Yields: 8-10 servings Prep time: 15 minutes Cook time: 25-30 minutes
Ingredients:
- 5 slices bacon, diced
- 1 cup onion, finely chopped (white or yellow)
- 1 teaspoon minced garlic (about 2 cloves)
- 1 medium red bell pepper, diced (about 1 cup)
- 1 medium green bell pepper, diced (about 1 cup)
- 12 large eggs, beaten
- ½ teaspoon sea salt, or to taste
- ¼ teaspoon black pepper, or to taste
- 1 cup shredded cheddar cheese
- Non-stick cooking spray or butter for greasing
Equipment:
- 9×13 inch baking dish
- Large skillet
- Medium mixing bowl
- Whisk
- Spatula or spoon
Instructions:
- Preheat Oven & Prep Dish: Preheat your oven to 350°F (175°C). Lightly grease a 9×13 inch baking dish with non-stick cooking spray or butter; set aside.
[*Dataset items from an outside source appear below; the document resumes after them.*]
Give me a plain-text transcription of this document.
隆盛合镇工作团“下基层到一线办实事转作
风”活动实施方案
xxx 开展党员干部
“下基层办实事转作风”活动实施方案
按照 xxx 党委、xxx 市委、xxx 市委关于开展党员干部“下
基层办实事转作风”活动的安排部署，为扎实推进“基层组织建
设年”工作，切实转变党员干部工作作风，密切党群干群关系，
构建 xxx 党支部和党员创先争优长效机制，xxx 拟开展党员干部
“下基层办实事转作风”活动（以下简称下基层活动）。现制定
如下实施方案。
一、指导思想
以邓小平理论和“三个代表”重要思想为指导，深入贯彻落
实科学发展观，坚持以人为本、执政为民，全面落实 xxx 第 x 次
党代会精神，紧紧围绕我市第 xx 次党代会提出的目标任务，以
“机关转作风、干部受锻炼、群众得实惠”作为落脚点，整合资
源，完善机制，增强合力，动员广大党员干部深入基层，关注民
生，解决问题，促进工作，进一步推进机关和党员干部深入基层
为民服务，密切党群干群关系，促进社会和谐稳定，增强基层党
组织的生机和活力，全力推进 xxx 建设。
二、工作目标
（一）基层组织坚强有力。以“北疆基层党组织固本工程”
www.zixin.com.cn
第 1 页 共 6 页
- Cook Bacon & Veggies: In a large skillet over medium heat, cook the diced bacon until it just starts to soften.
- Add the minced garlic and chopped onion to the skillet. Cook, stirring occasionally, until the bacon begins to brown and the onion is translucent, about 3-5 minutes.
- Add the diced red bell pepper and green bell pepper. Cover the skillet and continue to cook for 5-10 minutes, or until the vegetables are soft and the bacon is crispy, stirring occasionally.
- Remove the skillet from heat and let the mixture cool slightly.
- Prepare Egg Mixture: In a medium bowl, whisk together the eggs until well beaten. Add the sea salt and black pepper, and whisk again to combine thoroughly.
- Combine & Assemble: Add the cooled bacon and cooked vegetable mixture to the beaten eggs. Stir well to combine.
- Stir in the shredded cheddar cheese until evenly distributed throughout the mixture.
- Bake Casserole: Pour the entire mixture into the prepared baking dish and spread it out evenly.
- Bake in the preheated oven for 25-30 minutes, or until the top is set, lightly golden brown, and the eggs in the center are firm.
- Cool & Serve: Remove the casserole from the oven and let it cool for about 5 minutes before slicing and serving warm.
Tips for Success:
- Don’t Skip Cooling: Allowing the bacon and veggie mixture to cool slightly before adding to the eggs prevents the eggs from scrambling prematurely.
- Vegetable Variations: Feel free to add other keto-friendly vegetables like chopped mushrooms or spinach (ensure spinach is well-drained if frozen).
- Cheese Options: Experiment with different shredded cheeses like Monterey Jack, Colby Jack, or a blend for varied flavor.
- Make Ahead: This casserole can be assembled the night before and refrigerated. Simply pull it out of the fridge about 30 minutes before baking, and you might need to add an extra 5-10 minutes to the bake time.
Storage: Store any leftover casserole in an airtight container in the refrigerator for up to 3-4 days. It reheats well in the microwave or oven.
Recipe Analysis & Dietary Classification
This Easy Breakfast Casserole recipe is a fantastic, versatile, and highly compliant option for your app!
- High Protein: Yes, this recipe is very high in protein from the eggs, bacon, and cheese.
- Low-Carb: Yes, this recipe is low-carb. All ingredients are naturally low in carbohydrates.
- Keto: Yes, this recipe is keto-friendly. All listed ingredients are suitable for a ketogenic diet.
- Bacon: Ensure it’s plain bacon without added sugars if strictly adhering to keto.
- Gluten-Free: Yes, this recipe is naturally gluten-free.